Optimizing Regular Expressions for Faster Log Parsing
Regular expressions are widely used to extract and parse log fields in log ingestion, search, analysis, and alarm reporting. Performance testing reveals significant variations in parsing efficiency across different regular expressions. To improve log parsing efficiency, you can optimize regular expressions by refining matching rules, optimizing quantifiers, and narrowing the matching range.
Performance Test Data
- Test the following example log. This log contains a typical structure: timestamp [YYYY-MM-DD_HH:MM:SS], log level [LEVEL], module name [MODULE], and service data.
est log is: [2025-06-05_10:04:36] [WARNING] [MODULE_ecdio] - m9nTW7s4YVSh1ImDMV2y;51+0FSNo5
- Analyze the performance test results.
Regular Expression
Time for 10 Million Matches
Performance Improvement Ratio
Description
\[.*\]
5.0614793s
Reference value
Greedy mode. It matches [2025-06-05_10:04:36] [WARNING] [MODULE_ecdio] and takes a long time.
^\[.*\]
5.0501595s
0.22%
Adds a start limit.
\[\S*\]
1.8859162s
62.7%
Matches on-whitespace characters, that is, [2025-06-05_10:04:36].
^\[\S*\]
1.8838008s
62.8%
Adds a start limit.
^\[\d*-\d*-\d*_\d*:\d*:\d*\]
1.4906888s
70.6%
Specifies a digit format.
^\[\d{4}-\d{2}-\d{2}_\d{2}:\d{2}:\d{2}\]
851.6531 ms
83.2%
Adds a digit length limit.
- Conclusion:
- Replacing .* with \S* improves performance by over 60%, proving the importance of precise character definition.
- Using the anchor ^ slightly improves performance by 0.22%, but it is critical for multi-line matching.
- Replacing \d* with \d{Fixed length} further improves performance, verifying the effectiveness of precise quantifiers.
Regular Expression Optimization Suggestions
Regular expression performance optimization is critical for data collection system optimization. Precise character definition, proper use of quantifiers, systematic debugging, and advanced skills can significantly reduce the matching complexity for engines and improve collection efficiency.
- Precisely define matching characters to narrow down the search range and reduce backtracking.
- Replace general matching with precise character groups. For example, use [a-zA-Z] for letters, \d or [0-9] for digits, and \D or [^0-9] for non-digits.

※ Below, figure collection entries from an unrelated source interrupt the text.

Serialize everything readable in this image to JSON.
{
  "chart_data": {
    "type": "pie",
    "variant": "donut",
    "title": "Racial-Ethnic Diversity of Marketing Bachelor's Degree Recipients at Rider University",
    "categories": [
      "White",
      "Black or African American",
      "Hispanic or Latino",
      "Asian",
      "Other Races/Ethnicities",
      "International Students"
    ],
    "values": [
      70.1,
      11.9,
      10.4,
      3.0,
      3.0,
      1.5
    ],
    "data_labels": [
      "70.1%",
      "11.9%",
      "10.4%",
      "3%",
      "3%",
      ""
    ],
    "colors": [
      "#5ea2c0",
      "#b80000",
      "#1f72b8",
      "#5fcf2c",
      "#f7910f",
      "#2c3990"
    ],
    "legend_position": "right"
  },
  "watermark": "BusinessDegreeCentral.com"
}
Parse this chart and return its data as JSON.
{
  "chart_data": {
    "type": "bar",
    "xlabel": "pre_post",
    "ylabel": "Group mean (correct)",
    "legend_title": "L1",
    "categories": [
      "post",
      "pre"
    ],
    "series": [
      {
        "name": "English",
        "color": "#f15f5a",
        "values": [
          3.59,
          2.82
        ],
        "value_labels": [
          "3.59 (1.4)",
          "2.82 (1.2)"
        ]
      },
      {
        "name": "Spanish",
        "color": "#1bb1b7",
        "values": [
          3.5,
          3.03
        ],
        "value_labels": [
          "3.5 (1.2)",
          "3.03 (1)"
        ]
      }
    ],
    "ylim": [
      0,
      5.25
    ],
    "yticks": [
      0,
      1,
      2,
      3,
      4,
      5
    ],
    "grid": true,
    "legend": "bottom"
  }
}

- For timestamps, use \d to represent the year, month, day, hour, minute, and second, as they are digits.
- Delimiter - and _ are fixed characters and can be directly included in patterns.
- Use \S (equivalent to [^\s]) to replace non-whitespace characters.
- Properly use quantifiers to balance matching accuracy and efficiency.
Use + instead of * whenever possible to reduce unnecessary checks, as + requires at least one match.
- Use anchors (^ and $) to specify exact start and end positions, narrowing the matching range and improving efficiency.
Avoid using anchors ^ and $ with .*, for example, ^.*pattern, as this does not improve performance.
- Use the boundary character \b to extract a specific log level, such as [WARNING].
- Inefficient: \[.*?\]
- Efficient: \bWARNING\b. It uses word boundaries to avoid matching interference items such as WARNINGLY.